[These are the facts: "Real Husband" and "Work Husband" are two different people in real life. A guy I work with is "Work Husband". He has about three years of seniority at this job over me, but we are peers otherwise and we have to check with each other over almost everything we do (because our boss wants consensus on everything). He and I have worked together at this same job for over six years now. I'm not a big fan of his. But he's a hard worker and saves me from having to do a lot of grunt work and a lot of travel. He is a necessary evil, as far as I'm concerned. "Real Husband" refers to Leo, the guy I really am married to, the father of Q. We've been married, in the real-life traditional sense, for ten years.]
They can both be super pissy people. I often fight with both of them. But I need both of them. I need each one to do his job so that I can do mine. And I need to coordinate and collaborate with each one. What's weird is when I work with one within minutes of working with the other.
When I am "discussing" a contentious issue with Work Husband, there is a point where I am awaiting his response, after a couple rounds of question-and-answer. There is slight tension in my neck muscles and I'm squinting my eyes (even though we're talking on the phone) and I'm just stressed in a Is-he-actually-going-to-give-me-a-substantive-response-this-time-or-what kind of way.

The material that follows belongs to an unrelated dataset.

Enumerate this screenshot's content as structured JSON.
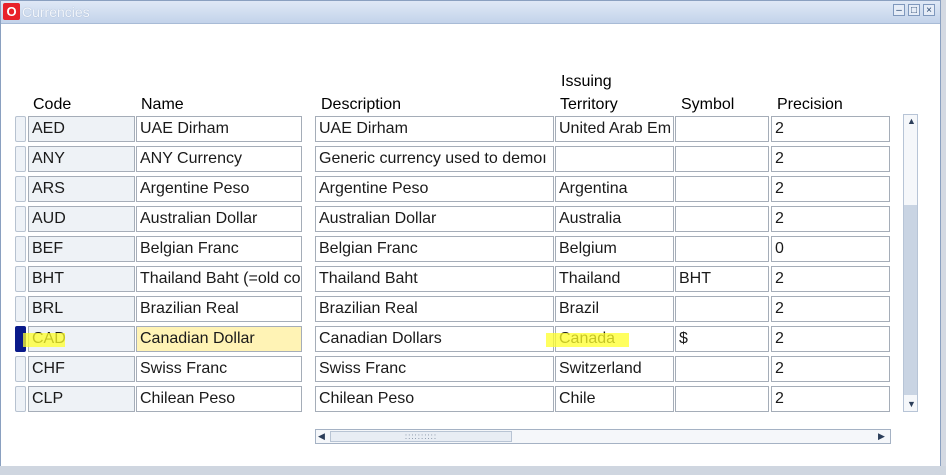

When that point is reached with Work Husband, I am used to him coming back with an off-hand dismissive tactic, or with outright defensiveness, or sometimes a direct attack (these are getting more rare, thank god). I've gotten so used to this (we've worked together for over six years) that I have a timer ticking off in me, waiting for his withdrawal from the actual conversation. I am conditioned to expect a lack of resolution and lack of agreement.
I brace myself for this moment. It's like waiting to return a serve in tennis. And that's fine. It's not debilitating stress. But then the ball is not served. He just pretends like he's gonna serve, but he really just starts packing up his gear and is getting ready to walk off the court. It's very unsatisfying and you're left with all this anticipatory energy that just stays in your knotted up neck muscles, even after you've hung up the phone.
I didn't know there was this concomitant tension until the same moment would arise with Real Husband. Same scenario. We're having a contentious discussion and I've thrown out some point or some query and I'm awaiting his response but am really just expecting more contention. But Real Husband actually lobs the ball back! In a collaborative, thoughtful, substantive way. It knocks the tension right out of me. I'm so surprised to feel my shoulders fall, my eyes un-squint. Aaaaah. An answer! A real answer without attitude or strategy behind it. Just an honest-to-god, substantive response. And it is such a moment of simpatico. Like he just gets me. Like, I had forgotten that talking to somebody could be this easy.
It is the most relaxing sensation. And it is an absolute surprise every time, because each time it catches me off-guard how tensed up my muscles are and how good it feels to have them relax instantly, unbidden, unintentionally. Naturally relaxed. Suddenly at ease. Comfortable.
And it is those moments when I know how compatible we are. We are not strangers fighting to mesh two disparate, jagged natures. We just "get" each other. This is the part that works, effortlessly. This is the core of "us". This is when I know there is no mistake, that he really is my Real Husband. And this is when I know how glad I am about that.